If we observe those who have ascended into key roles within their companies, they are typically those who seek first to understand. They begin the process by doing what I call preemptive discovery, and from there, they ask a plethora of questions. In fact, they go into most every situation listening, all while already having a good feel for the lay of the land, and from there they ask clarifying questions. Once you master the art of well thought out and pointed questions, you are then able to speak with respectful authority. This allows you not only to know the state of affairs, but you will have also won the respect of your colleagues.

There may even come a point where you can take things to another level. This is what I refer to as strategic probing. I’m not talking about manipulation here; I am merely talking about effective communication which begins with seeking first to understand. Let’s face it, people can’t hear you and will essentially shut down if you come at them like a buzzsaw. To those who feel the need to wield positional power unnecessarily, I say, “You need to get over yourself.” That’s because, you may be able to run roughshod over junior type resources, but the senior high caliber folks will resist, rebel, and inevitably quit. 

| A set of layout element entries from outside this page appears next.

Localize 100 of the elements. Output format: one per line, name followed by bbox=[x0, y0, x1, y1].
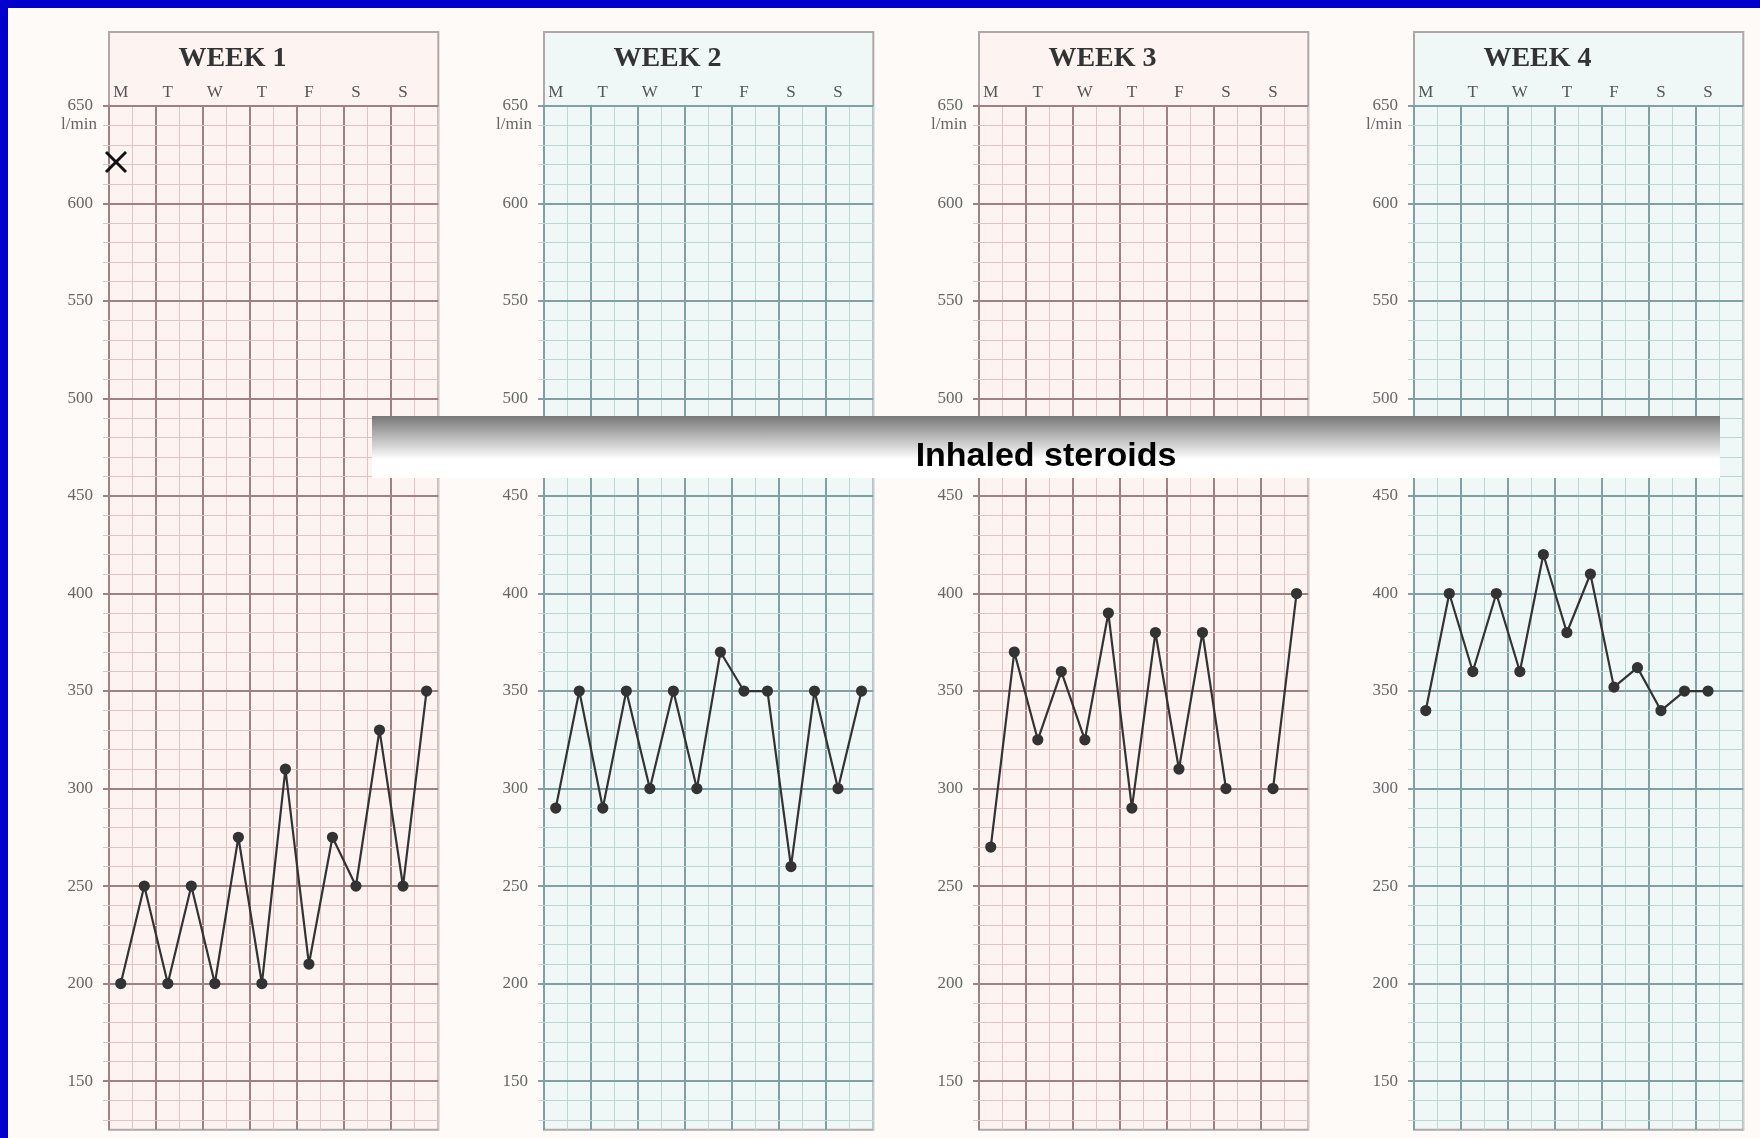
y-tick-label: 200 bbox=[937, 973, 963, 993]
chart-title: WEEK 3 bbox=[1048, 41, 1157, 73]
y-tick-label: 550 bbox=[67, 290, 93, 310]
y-tick-label: 400 bbox=[67, 582, 93, 602]
point bbox=[373, 724, 386, 736]
y-tick-label: 500 bbox=[1372, 387, 1398, 407]
y-tick-label: 600 bbox=[67, 192, 93, 212]
point bbox=[1267, 782, 1279, 795]
point bbox=[1196, 626, 1209, 639]
point bbox=[1467, 665, 1479, 678]
point bbox=[232, 831, 244, 843]
x-tick-label: M bbox=[548, 82, 564, 102]
point bbox=[397, 880, 409, 892]
y-tick-label: 400 bbox=[1372, 582, 1398, 602]
annotation: Inhaled steroids bbox=[915, 435, 1177, 474]
y-tick-label: 550 bbox=[502, 290, 528, 310]
point bbox=[785, 860, 797, 873]
point bbox=[1608, 681, 1620, 693]
point bbox=[1008, 646, 1020, 658]
point bbox=[808, 685, 821, 697]
y-tick-label: 150 bbox=[67, 1070, 93, 1090]
y-tick-label: 300 bbox=[937, 778, 963, 797]
y-axis-title: l/min bbox=[1366, 113, 1403, 133]
point bbox=[1443, 587, 1455, 600]
x-tick-label: S bbox=[1656, 82, 1666, 102]
point bbox=[644, 782, 656, 795]
y-tick-label: 550 bbox=[937, 290, 963, 310]
y-tick-label: 600 bbox=[937, 192, 963, 212]
x-tick-label: W bbox=[1511, 82, 1529, 102]
point bbox=[1702, 685, 1714, 697]
y-tick-label: 650 bbox=[502, 95, 528, 115]
y-tick-label: 250 bbox=[67, 875, 93, 895]
point bbox=[1490, 587, 1502, 600]
point bbox=[761, 685, 774, 697]
point bbox=[1055, 665, 1067, 678]
point bbox=[714, 646, 727, 658]
x-tick-label: M bbox=[983, 82, 999, 102]
y-tick-label: 250 bbox=[502, 875, 528, 895]
x-tick-label: F bbox=[1174, 82, 1184, 102]
y-tick-label: 350 bbox=[67, 680, 93, 700]
point bbox=[691, 782, 703, 795]
point bbox=[209, 977, 221, 990]
caption-banner: Inhaled steroids bbox=[372, 416, 1720, 478]
x-tick-label: T bbox=[256, 82, 268, 102]
point bbox=[667, 685, 679, 697]
x-tick-label: S bbox=[1221, 82, 1231, 102]
point bbox=[1655, 704, 1667, 717]
x-tick-label: W bbox=[1076, 82, 1094, 102]
x-tick-label: T bbox=[1032, 82, 1044, 102]
point bbox=[1290, 587, 1303, 600]
point bbox=[256, 977, 268, 990]
x-tick-label: S bbox=[398, 82, 408, 102]
point bbox=[738, 685, 750, 697]
x-tick-label: W bbox=[641, 82, 659, 102]
point bbox=[115, 977, 127, 990]
point bbox=[1220, 782, 1232, 795]
point bbox=[303, 958, 315, 970]
point bbox=[1584, 568, 1597, 580]
point bbox=[1149, 626, 1162, 639]
y-tick-label: 450 bbox=[67, 485, 93, 505]
y-tick-label: 450 bbox=[502, 485, 528, 505]
x-tick-label: F bbox=[739, 82, 749, 102]
y-axis-title: l/min bbox=[931, 113, 968, 133]
x-tick-label: T bbox=[162, 82, 174, 102]
x-tick-label: W bbox=[206, 82, 224, 102]
y-tick-label: 600 bbox=[1372, 192, 1398, 212]
y-tick-label: 500 bbox=[937, 387, 963, 407]
y-tick-label: 500 bbox=[502, 387, 528, 407]
point bbox=[1514, 665, 1526, 678]
y-tick-label: 250 bbox=[1372, 875, 1398, 895]
point bbox=[1561, 626, 1573, 639]
y-tick-label: 650 bbox=[67, 95, 93, 115]
x-tick-label: T bbox=[691, 82, 703, 102]
chart-title: WEEK 2 bbox=[613, 41, 722, 73]
y-tick-label: 200 bbox=[502, 973, 528, 993]
point bbox=[279, 763, 292, 775]
point bbox=[420, 685, 433, 697]
y-tick-label: 650 bbox=[937, 95, 963, 115]
point bbox=[620, 685, 632, 697]
point bbox=[855, 685, 868, 697]
y-axis-title: l/min bbox=[61, 113, 98, 133]
x-tick-label: M bbox=[1418, 82, 1434, 102]
point bbox=[138, 880, 150, 892]
point bbox=[1631, 662, 1644, 674]
y-tick-label: 250 bbox=[937, 875, 963, 895]
y-tick-label: 200 bbox=[1372, 973, 1398, 993]
point bbox=[550, 802, 562, 814]
point bbox=[1126, 802, 1138, 814]
point bbox=[597, 802, 609, 814]
y-tick-label: 150 bbox=[937, 1070, 963, 1090]
x-tick-label: S bbox=[1268, 82, 1278, 102]
point bbox=[573, 685, 585, 697]
point bbox=[162, 977, 174, 990]
x-tick-label: T bbox=[1126, 82, 1138, 102]
x-tick-label: S bbox=[786, 82, 796, 102]
y-tick-label: 300 bbox=[1372, 778, 1398, 797]
point bbox=[1102, 607, 1114, 619]
x-tick-label: M bbox=[113, 82, 129, 102]
y-tick-label: 600 bbox=[502, 192, 528, 212]
chart-title: WEEK 4 bbox=[1483, 41, 1592, 73]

Seeking first to understand starts with self-awareness and humility. Two important attributes of successful leaders and managers. Once you master the art of pre-knowledge, poise and showing ample respect, you will eventually get to where you are able to ask questions that you already know the answer to. You know, like a lawyer. Having this ability is what can catapult you from being good at what you do, to being in the zone of exceptionality. Once you are in the zone, you begin transforming from good to great!